One problem is that there are often "huge gaps" between what people think they should be paid and what they can actually show as damages, he said.
Another is that the claims process simply isn't able to help people with their intangible losses.
"The emotion associated with this goes way beyond a check or a calculation of damage," Feinberg told AFP.
"I can't change the future or the past. I cannot give you back your heritage... all I can do, and sometimes it's very minimal, is give you money."
Not everyone is unhappy with the way BP handled things. Plenty of people made a lot of money working in the massive response effort -- which cost BP 13.6 billion dollars -- or supplying food, gas and a place to stay to people who did.
"I think they did a good job," said John Clark, 26, who works for a charter fishing company out of the Venice marina and spent much of last summer on a cleanup crew.
"They kept us busy, they kept us working."
But for the tens of thousands of people struggling to pay the bills while they wait for compensation check, the emotional strain of the spill didn't end when the well was capped on July 15.
Kim Vo and her husband are counting on their savings and a bumper crop of shrimp this summer to keep the lights on at Sharko Seafood.
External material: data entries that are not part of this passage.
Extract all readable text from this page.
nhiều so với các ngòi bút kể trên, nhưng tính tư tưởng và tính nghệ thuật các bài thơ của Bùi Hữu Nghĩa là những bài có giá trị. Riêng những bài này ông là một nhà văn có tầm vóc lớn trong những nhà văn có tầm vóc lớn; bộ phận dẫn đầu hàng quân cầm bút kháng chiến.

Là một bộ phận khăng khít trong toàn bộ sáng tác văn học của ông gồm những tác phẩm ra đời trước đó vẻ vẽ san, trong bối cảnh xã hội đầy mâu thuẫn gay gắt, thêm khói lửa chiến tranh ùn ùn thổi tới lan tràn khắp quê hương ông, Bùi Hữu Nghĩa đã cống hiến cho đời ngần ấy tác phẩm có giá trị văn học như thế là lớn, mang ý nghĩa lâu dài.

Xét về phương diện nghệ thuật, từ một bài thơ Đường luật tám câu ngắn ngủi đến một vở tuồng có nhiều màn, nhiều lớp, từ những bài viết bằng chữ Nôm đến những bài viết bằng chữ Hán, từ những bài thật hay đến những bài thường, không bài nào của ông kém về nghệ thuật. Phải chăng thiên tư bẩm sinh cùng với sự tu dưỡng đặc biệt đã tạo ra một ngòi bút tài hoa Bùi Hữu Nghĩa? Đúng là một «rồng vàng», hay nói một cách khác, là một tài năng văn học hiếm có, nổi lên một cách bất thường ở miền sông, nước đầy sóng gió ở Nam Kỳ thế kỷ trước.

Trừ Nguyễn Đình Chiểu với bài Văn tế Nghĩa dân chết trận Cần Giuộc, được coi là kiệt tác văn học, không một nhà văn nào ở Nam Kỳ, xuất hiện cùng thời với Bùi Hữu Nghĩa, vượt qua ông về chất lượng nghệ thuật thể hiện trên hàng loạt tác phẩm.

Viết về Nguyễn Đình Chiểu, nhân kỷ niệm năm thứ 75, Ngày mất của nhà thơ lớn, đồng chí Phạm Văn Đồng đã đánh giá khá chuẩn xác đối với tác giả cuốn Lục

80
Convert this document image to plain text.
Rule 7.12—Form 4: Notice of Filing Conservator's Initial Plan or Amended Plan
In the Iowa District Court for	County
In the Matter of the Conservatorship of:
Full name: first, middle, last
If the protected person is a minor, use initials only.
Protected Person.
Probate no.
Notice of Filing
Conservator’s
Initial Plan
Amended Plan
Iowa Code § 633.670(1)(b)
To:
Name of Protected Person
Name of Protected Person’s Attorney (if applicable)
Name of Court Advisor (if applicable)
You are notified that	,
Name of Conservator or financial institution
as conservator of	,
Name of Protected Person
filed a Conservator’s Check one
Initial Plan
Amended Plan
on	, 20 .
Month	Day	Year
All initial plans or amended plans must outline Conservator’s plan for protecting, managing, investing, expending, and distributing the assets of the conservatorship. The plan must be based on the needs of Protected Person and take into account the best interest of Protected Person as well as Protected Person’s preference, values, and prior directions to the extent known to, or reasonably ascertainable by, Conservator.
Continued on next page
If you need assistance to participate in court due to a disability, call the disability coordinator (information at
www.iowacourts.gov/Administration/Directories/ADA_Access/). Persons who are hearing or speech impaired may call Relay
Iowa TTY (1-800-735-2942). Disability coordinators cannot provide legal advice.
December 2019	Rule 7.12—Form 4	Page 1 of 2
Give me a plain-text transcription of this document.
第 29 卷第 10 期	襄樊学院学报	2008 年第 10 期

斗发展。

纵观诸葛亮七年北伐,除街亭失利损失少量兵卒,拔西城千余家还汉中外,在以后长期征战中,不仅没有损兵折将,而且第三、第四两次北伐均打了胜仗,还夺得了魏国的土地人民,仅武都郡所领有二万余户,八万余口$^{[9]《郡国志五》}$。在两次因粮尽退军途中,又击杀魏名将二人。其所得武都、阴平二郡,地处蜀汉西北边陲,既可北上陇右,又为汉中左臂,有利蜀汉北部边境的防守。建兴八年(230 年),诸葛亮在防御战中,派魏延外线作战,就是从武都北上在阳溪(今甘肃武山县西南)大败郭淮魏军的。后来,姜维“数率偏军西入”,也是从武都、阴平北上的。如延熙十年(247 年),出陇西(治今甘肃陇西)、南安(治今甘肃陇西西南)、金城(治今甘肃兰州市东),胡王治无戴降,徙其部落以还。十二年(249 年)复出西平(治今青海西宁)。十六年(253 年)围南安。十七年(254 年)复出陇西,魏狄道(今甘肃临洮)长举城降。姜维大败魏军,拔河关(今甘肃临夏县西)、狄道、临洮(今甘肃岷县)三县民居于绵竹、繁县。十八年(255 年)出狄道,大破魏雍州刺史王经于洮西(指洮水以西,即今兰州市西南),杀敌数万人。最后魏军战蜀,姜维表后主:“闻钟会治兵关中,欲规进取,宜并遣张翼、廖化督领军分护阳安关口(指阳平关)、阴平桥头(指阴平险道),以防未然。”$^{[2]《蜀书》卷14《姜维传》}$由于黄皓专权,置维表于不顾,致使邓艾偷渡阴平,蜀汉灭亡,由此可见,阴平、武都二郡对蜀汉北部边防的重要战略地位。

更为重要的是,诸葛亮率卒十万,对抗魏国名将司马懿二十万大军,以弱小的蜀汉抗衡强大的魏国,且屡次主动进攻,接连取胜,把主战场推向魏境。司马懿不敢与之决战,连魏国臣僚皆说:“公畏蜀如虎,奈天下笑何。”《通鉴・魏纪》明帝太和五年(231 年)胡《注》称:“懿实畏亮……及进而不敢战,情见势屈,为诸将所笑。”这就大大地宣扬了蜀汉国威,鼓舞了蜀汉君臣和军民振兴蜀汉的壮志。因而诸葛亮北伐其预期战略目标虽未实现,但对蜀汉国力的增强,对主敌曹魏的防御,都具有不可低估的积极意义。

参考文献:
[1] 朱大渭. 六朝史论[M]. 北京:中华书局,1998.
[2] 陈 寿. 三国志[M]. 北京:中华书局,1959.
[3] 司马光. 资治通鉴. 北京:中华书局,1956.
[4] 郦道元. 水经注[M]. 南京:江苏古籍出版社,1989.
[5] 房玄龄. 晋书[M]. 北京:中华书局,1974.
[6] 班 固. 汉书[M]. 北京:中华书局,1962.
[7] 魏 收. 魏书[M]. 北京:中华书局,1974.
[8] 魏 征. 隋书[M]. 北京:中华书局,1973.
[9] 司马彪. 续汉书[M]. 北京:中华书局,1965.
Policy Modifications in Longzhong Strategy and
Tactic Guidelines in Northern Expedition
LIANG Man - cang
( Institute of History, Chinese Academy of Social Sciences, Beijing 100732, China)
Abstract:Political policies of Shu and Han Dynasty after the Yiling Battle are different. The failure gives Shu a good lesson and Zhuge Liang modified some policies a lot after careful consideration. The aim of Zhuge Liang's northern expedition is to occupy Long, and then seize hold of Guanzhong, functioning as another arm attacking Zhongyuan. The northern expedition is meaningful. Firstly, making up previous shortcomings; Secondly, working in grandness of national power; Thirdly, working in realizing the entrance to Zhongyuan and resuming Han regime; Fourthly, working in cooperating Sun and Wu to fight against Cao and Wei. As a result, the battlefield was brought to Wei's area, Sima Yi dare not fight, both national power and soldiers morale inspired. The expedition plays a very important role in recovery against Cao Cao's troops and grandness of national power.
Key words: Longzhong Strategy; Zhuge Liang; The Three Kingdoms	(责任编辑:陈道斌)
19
That's what they did after they had to rebuild from the ground up after Hurricane Katrina ravaged the region in 2005.
It took the federal government three years to send them a disaster relief check and they're still fighting with their insurance company over those damages.
Vo's worried it won't be that easy this time around.
"After the storm was over, it was 'okay, come back, clean up and lets go to work,'" she said.
"But now, we don't know what's out there."